Ataman noted that it was “necessary to create the new from the old because, since in most cases the old contains the genes of the new. In short, the ‘new’ happens by understanding the ‘old’. New or modern architecture is the abstract of the physical form of the classic architecture. Otherwise, there is no new or old place. Place is place in all periods. Abstraction is making the same place with new technics and materials by increasing the sense of habitation and comfort. Historic architecture contains codes, adaptations and patterns. The additions made with slight changes of the fundamentals of the past creates the ‘new’. This order is open to infinite development. If the main archetypal space is old, additions can make it new.

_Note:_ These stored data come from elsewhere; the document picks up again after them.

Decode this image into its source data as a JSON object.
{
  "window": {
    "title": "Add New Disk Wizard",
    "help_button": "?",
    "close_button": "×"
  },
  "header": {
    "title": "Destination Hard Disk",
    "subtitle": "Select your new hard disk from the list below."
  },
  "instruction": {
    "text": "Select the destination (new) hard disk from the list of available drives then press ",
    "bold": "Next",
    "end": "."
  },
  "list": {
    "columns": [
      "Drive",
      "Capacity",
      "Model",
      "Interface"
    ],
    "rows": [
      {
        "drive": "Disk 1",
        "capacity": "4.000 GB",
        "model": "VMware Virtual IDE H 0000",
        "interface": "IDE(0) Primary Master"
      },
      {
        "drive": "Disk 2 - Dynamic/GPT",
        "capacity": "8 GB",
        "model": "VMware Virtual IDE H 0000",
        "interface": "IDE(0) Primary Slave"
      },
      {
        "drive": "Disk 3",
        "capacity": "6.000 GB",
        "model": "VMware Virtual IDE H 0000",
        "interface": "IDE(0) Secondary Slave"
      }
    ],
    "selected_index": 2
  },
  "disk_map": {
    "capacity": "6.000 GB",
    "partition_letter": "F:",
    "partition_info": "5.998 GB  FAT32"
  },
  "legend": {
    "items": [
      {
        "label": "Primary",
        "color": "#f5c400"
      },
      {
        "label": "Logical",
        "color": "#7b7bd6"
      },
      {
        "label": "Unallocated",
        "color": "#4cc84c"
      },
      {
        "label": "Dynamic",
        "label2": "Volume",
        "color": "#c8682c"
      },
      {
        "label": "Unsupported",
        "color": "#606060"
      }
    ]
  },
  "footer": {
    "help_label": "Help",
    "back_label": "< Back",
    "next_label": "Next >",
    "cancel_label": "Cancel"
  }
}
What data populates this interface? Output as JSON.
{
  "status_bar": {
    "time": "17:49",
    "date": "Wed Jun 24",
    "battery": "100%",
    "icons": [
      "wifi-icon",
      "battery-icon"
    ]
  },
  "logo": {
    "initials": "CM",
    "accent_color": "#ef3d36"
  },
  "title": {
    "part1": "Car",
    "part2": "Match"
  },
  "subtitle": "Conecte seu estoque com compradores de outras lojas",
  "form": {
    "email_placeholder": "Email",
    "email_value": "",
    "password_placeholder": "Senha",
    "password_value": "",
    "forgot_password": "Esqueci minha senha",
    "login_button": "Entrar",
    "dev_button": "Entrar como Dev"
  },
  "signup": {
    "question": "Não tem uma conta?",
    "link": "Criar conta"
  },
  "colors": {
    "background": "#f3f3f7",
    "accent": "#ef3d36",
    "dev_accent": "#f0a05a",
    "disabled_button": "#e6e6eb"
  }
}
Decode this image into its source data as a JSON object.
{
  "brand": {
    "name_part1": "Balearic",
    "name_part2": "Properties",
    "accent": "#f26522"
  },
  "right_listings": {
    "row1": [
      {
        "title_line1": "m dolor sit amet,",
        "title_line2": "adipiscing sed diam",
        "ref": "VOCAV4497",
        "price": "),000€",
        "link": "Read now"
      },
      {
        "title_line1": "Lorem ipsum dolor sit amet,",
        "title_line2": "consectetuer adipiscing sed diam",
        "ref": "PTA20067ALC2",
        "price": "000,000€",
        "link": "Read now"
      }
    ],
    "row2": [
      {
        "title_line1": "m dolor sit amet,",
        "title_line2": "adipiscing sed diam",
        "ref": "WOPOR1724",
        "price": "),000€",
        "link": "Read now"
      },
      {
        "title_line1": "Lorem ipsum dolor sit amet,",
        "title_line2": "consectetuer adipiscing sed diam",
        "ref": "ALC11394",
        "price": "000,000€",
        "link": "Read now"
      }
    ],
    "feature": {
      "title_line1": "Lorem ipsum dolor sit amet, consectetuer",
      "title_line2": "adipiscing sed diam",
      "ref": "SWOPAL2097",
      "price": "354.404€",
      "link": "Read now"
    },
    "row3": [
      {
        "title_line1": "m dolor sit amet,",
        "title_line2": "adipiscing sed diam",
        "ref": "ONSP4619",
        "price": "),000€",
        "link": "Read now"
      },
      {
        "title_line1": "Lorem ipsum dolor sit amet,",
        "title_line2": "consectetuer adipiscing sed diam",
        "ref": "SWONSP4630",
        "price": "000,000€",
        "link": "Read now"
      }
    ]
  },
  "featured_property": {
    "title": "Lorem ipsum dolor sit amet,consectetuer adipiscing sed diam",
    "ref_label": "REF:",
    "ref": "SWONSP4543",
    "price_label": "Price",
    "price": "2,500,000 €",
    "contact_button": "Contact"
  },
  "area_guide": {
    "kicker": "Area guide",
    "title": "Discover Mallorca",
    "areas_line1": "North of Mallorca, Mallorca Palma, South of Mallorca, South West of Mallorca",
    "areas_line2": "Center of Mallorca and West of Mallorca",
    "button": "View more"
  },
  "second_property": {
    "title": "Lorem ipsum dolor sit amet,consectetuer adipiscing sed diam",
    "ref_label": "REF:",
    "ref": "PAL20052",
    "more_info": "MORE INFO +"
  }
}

If there is no sense of archetypal space, this means that the basic discipline is not present, and the outcome becomes too different, too new and the result will be unpredictable.” With this point of view, Ataman argued that all human civilization has an underlying spatial order reflected in a “timeless architecture” that he believed was best expressed in the Ottoman system of architecture. His numerous drawings and analyses point to this code in a graphic and architecturally expressive manner that is a significant contribution to a holistic view of global architecture.